Personal information
- Full name: Josephine Burnand
- Born: 4 April 1962 (age 64)
- Home town: Canberra, Australia
- Height: 154 cm (5 ft 1 in)
- Weight: 50 kg (110 lb)

Sport
- Country: Australia
- Sport: Para-rowing
- Club: Mosman Rowing Club
- Coached by: Tara Huntly

= Josephine Burnand =

Australian rowing coxswain

Josephine "Jo" Burnand (born 4 April 1962) is an Australian rowing coxswain.

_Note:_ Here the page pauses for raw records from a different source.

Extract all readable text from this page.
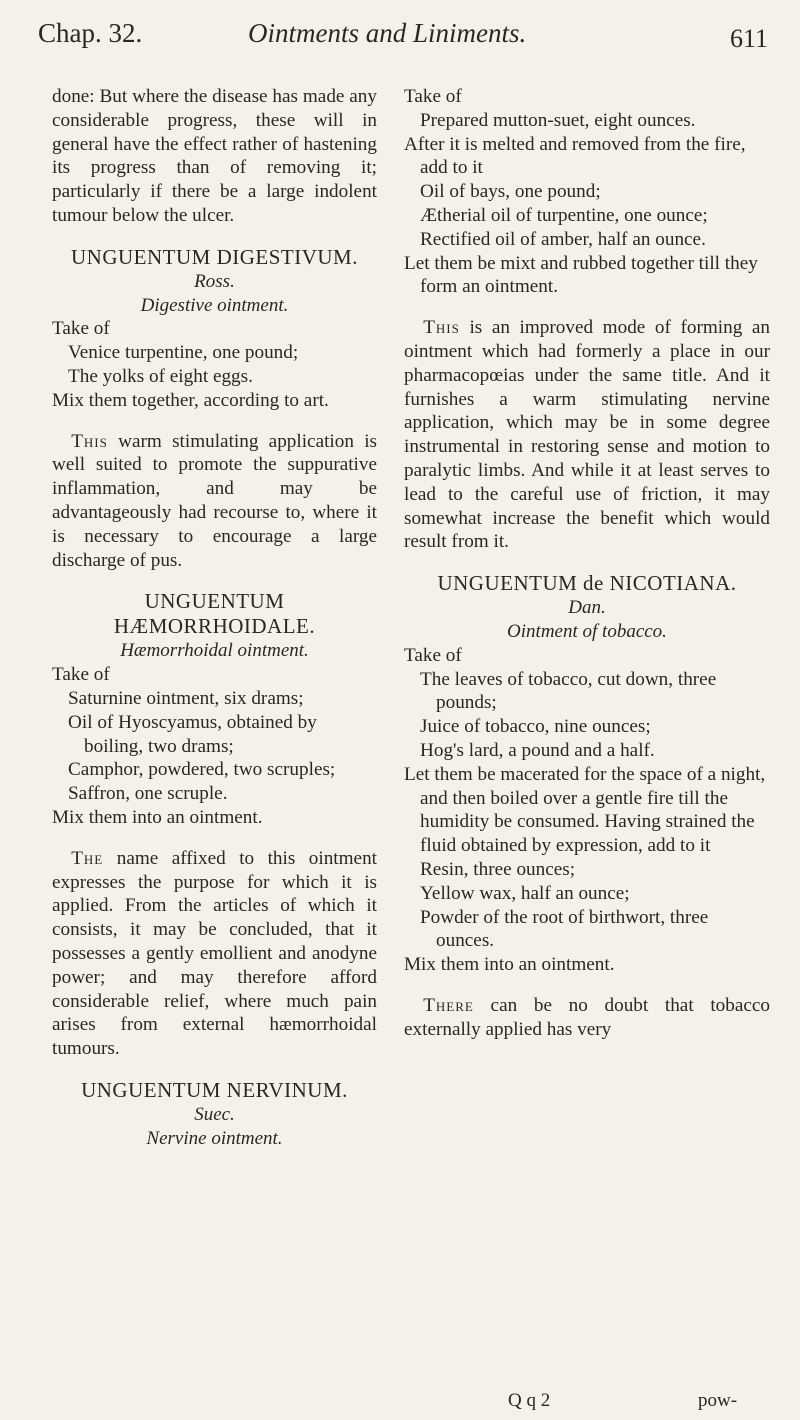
Chap. 32.	Ointments and Liniments.	611

done: But where the disease has made any considerable progress, these will in general have the effect rather of hastening its progress than of removing it; particularly if there be a large indolent tumour below the ulcer.

UNGUENTUM DIGESTIVUM.

Ross.

Digestive ointment.

Take of

Venice turpentine, one pound;

The yolks of eight eggs.

Mix them together, according to art.

 This warm stimulating application is well suited to promote the suppurative inflammation, and may be advantageously had recourse to, where it is necessary to encourage a large discharge of pus.

UNGUENTUM HÆMORRHOIDALE.

Hæmorrhoidal ointment.

Take of

Saturnine ointment, six drams;

Oil of Hyoscyamus, obtained by boiling, two drams;

Camphor, powdered, two scruples;

Saffron, one scruple.

Mix them into an ointment.

 The name affixed to this ointment expresses the purpose for which it is applied. From the articles of which it consists, it may be concluded, that it possesses a gently emollient and anodyne power; and may therefore afford considerable relief, where much pain arises from external hæmorrhoidal tumours.

UNGUENTUM NERVINUM.

Suec.

Nervine ointment.

Take of

Prepared mutton-suet, eight ounces.

After it is melted and removed from the fire, add to it

Oil of bays, one pound;

Ætherial oil of turpentine, one ounce;

Rectified oil of amber, half an ounce.

Let them be mixt and rubbed together till they form an ointment.

 This is an improved mode of forming an ointment which had formerly a place in our pharmacopœias under the same title. And it furnishes a warm stimulating nervine application, which may be in some degree instrumental in restoring sense and motion to paralytic limbs. And while it at least serves to lead to the careful use of friction, it may somewhat increase the benefit which would result from it.

UNGUENTUM de NICOTIANA.

Dan.

Ointment of tobacco.

Take of

The leaves of tobacco, cut down, three pounds;

Juice of tobacco, nine ounces;

Hog's lard, a pound and a half.

Let them be macerated for the space of a night, and then boiled over a gentle fire till the humidity be consumed. Having strained the fluid obtained by expression, add to it

Resin, three ounces;

Yellow wax, half an ounce;

Powder of the root of birthwort, three ounces.

Mix them into an ointment.

 There can be no doubt that tobacco externally applied has very

Q q 2	pow-
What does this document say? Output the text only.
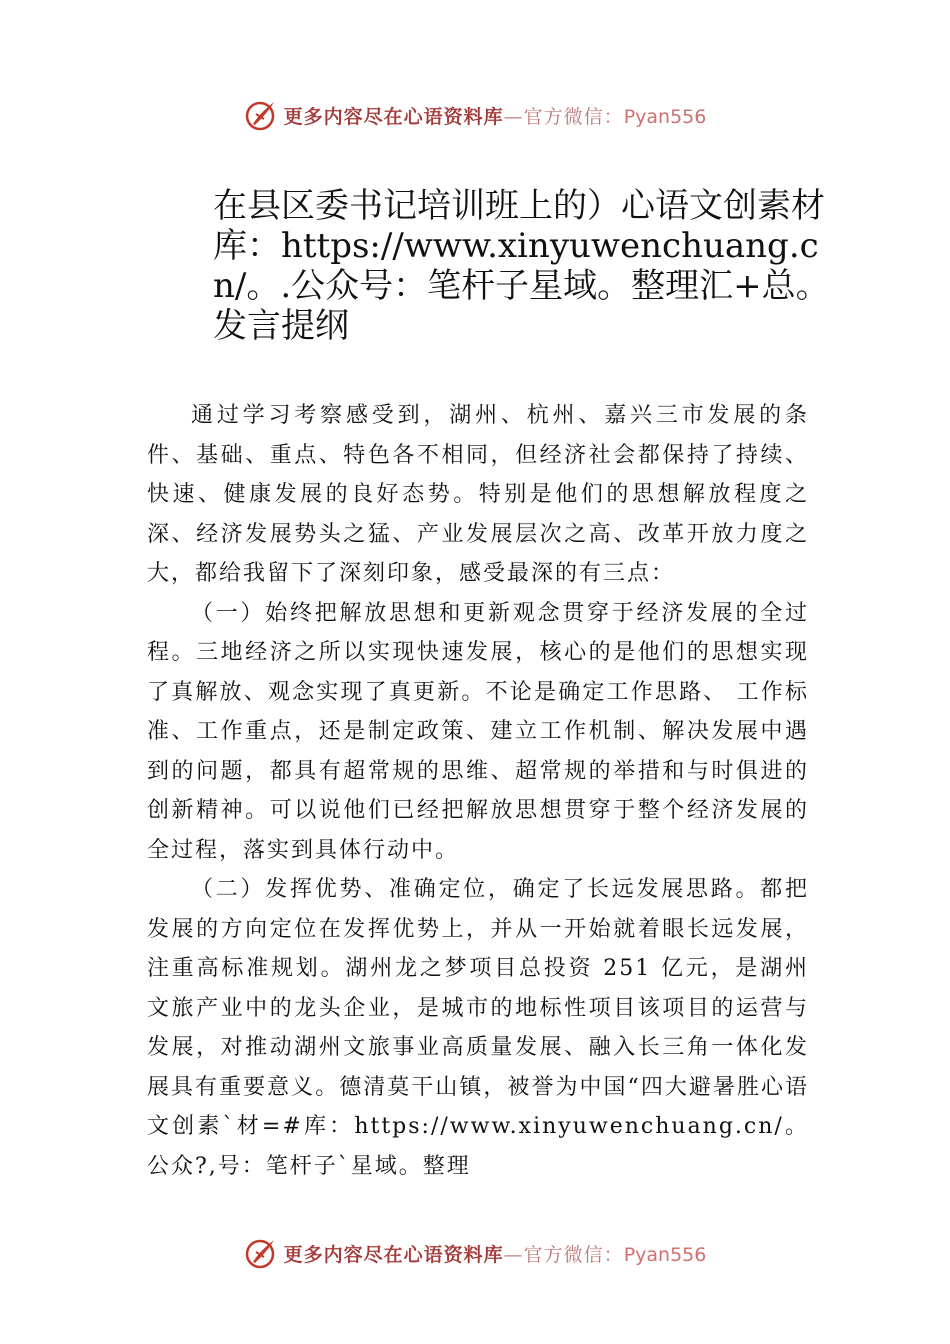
更多内容尽在心语资料库—官方微信：Pyan556
在县区委书记培训班上的）心语文创素材库：https://www.xinyuwenchuang.cn/。.公众号：笔杆子星域。整理汇+总。发言提纲

通过学习考察感受到，湖州、杭州、嘉兴三市发展的条件、基础、重点、特色各不相同，但经济社会都保持了持续、快速、健康发展的良好态势。特别是他们的思想解放程度之深、经济发展势头之猛、产业发展层次之高、改革开放力度之大，都给我留下了深刻印象，感受最深的有三点：

（一）始终把解放思想和更新观念贯穿于经济发展的全过程。三地经济之所以实现快速发展，核心的是他们的思想实现了真解放、观念实现了真更新。不论是确定工作思路、 工作标准、工作重点，还是制定政策、建立工作机制、解决发展中遇到的问题，都具有超常规的思维、超常规的举措和与时俱进的创新精神。可以说他们已经把解放思想贯穿于整个经济发展的全过程，落实到具体行动中。

（二）发挥优势、准确定位，确定了长远发展思路。都把发展的方向定位在发挥优势上，并从一开始就着眼长远发展，注重高标准规划。湖州龙之梦项目总投资 251 亿元，是湖州文旅产业中的龙头企业，是城市的地标性项目该项目的运营与发展，对推动湖州文旅事业高质量发展、融入长三角一体化发展具有重要意义。德清莫干山镇，被誉为中国“四大避暑胜心语文创素`材=#库：https://www.xinyuwenchuang.cn/。公众?,号：笔杆子`星域。整理

更多内容尽在心语资料库—官方微信：Pyan556
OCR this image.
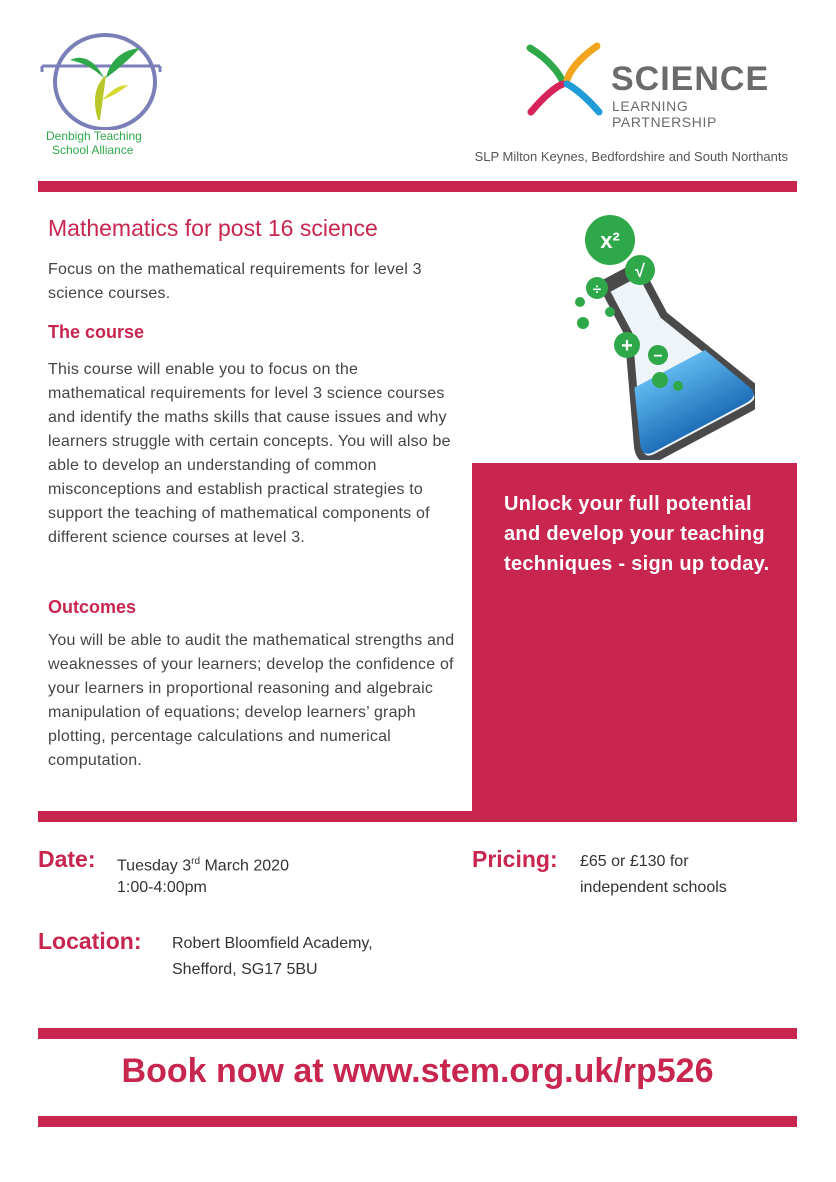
Denbigh Teaching
School Alliance
SCIENCE
LEARNING PARTNERSHIP
SLP Milton Keynes, Bedfordshire and South Northants
Mathematics for post 16 science
Focus on the mathematical requirements for level 3 science courses.
The course
This course will enable you to focus on the mathematical requirements for level 3 science courses and identify the maths skills that cause issues and why learners struggle with certain concepts. You will also be able to develop an understanding of common misconceptions and establish practical strategies to support the teaching of mathematical components of different science courses at level 3.
Outcomes
You will be able to audit the mathematical strengths and weaknesses of your learners; develop the confidence of your learners in proportional reasoning and algebraic manipulation of equations; develop learners’ graph plotting, percentage calculations and numerical computation.
x²
√
÷
+ −
Unlock your full potential and develop your teaching techniques - sign up today.
Date: Tuesday 3rd March 2020
1:00-4:00pm
Location: Robert Bloomfield Academy,
Shefford, SG17 5BU
Pricing: £65 or £130 for
independent schools
Book now at www.stem.org.uk/rp526
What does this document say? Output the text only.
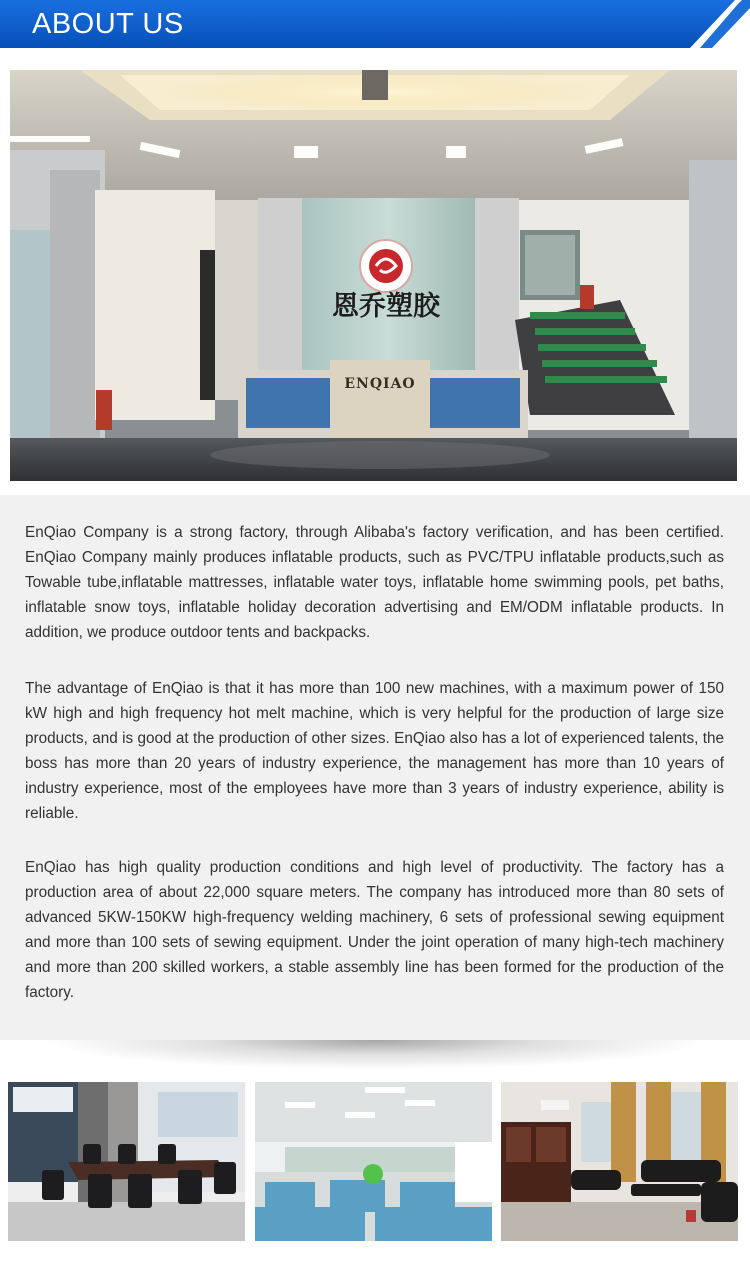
ABOUT US
恩乔塑胶
ENQIAO

EnQiao Company is a strong factory, through Alibaba's factory verification, and has been certified. EnQiao Company mainly produces inflatable products, such as PVC/TPU inflatable products,such as Towable tube,inflatable mattresses, inflatable water toys, inflatable home swimming pools, pet baths, inflatable snow toys, inflatable holiday decoration advertising and EM/ODM inflatable products. In addition, we produce outdoor tents and backpacks.

The advantage of EnQiao is that it has more than 100 new machines, with a maximum power of 150 kW high and high frequency hot melt machine, which is very helpful for the production of large size products, and is good at the production of other sizes. EnQiao also has a lot of experienced talents, the boss has more than 20 years of industry experience, the management has more than 10 years of industry experience, most of the employees have more than 3 years of industry experience, ability is reliable.

EnQiao has high quality production conditions and high level of productivity. The factory has a production area of about 22,000 square meters. The company has introduced more than 80 sets of advanced 5KW-150KW high-frequency welding machinery, 6 sets of professional sewing equipment and more than 100 sets of sewing equipment. Under the joint operation of many high-tech machinery and more than 200 skilled workers, a stable assembly line has been formed for the production of the factory.
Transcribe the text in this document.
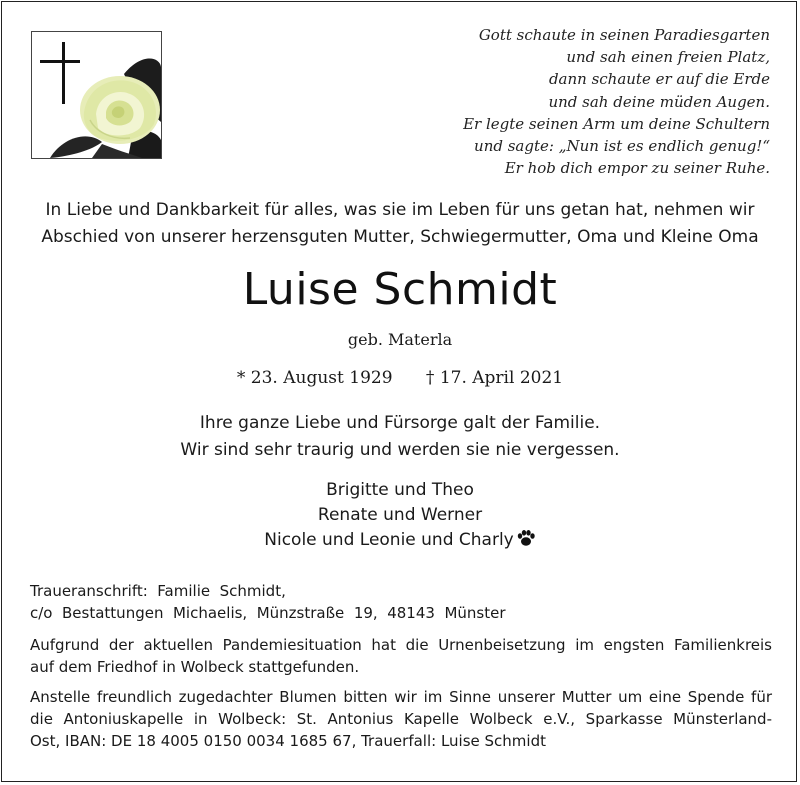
Gott schaute in seinen Paradiesgarten
und sah einen freien Platz,
dann schaute er auf die Erde
und sah deine müden Augen.
Er legte seinen Arm um deine Schultern
und sagte: „Nun ist es endlich genug!“
Er hob dich empor zu seiner Ruhe.
In Liebe und Dankbarkeit für alles, was sie im Leben für uns getan hat, nehmen wir
Abschied von unserer herzensguten Mutter, Schwiegermutter, Oma und Kleine Oma
Luise Schmidt
geb. Materla
* 23. August 1929 † 17. April 2021
Ihre ganze Liebe und Fürsorge galt der Familie.
Wir sind sehr traurig und werden sie nie vergessen.
Brigitte und Theo
Renate und Werner
Nicole und Leonie und Charly
Traueranschrift:  Familie  Schmidt,
c/o  Bestattungen  Michaelis,  Münzstraße  19,  48143  Münster
Aufgrund der aktuellen Pandemiesituation hat die Urnenbeisetzung im engsten Familienkreis
auf dem Friedhof in Wolbeck stattgefunden.
Anstelle freundlich zugedachter Blumen bitten wir im Sinne unserer Mutter um eine Spende für
die Antoniuskapelle in Wolbeck: St. Antonius Kapelle Wolbeck e.V., Sparkasse Münsterland-
Ost, IBAN: DE 18 4005 0150 0034 1685 67, Trauerfall: Luise Schmidt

She represented Australia at the 2016 Rio Paralympics.

==Personal==
Burnand was born on 4 April 1962. She is married to former Australian rower Craig Muller, a bronze medallist at the 1984 Los Angeles Olympics. They have three children. She is a qualified medical doctor and has two bachelor's degrees in social work and medicine as well as a Masters in public health.

==Rowing career==
Burnand as a coxswain has been involved in rowing since 1981. She started rowing whilst studying at the University of Sydney. In 1986, she was a member on the Australian U23 team and in 1987 held an Australian Institute of Sport scholarship. She was a member of the Australian Legs, Trunk and Arms Mixed Coxed Four ( LTAMix4+) team that competed at the 2015 World Rowing Championships. She combined with Brock Ingram, Jeremy McGrath, Davinia Lefroy and Kathleen Murdochin the LTAMix4+ to win the Final Paralympic Qualification Regatta in April 2016.
At the 2016 Rio Paralympics, Burnard was a member of the LTA Mixed Coxed Four that finished first in the LTAMix4+ B Final.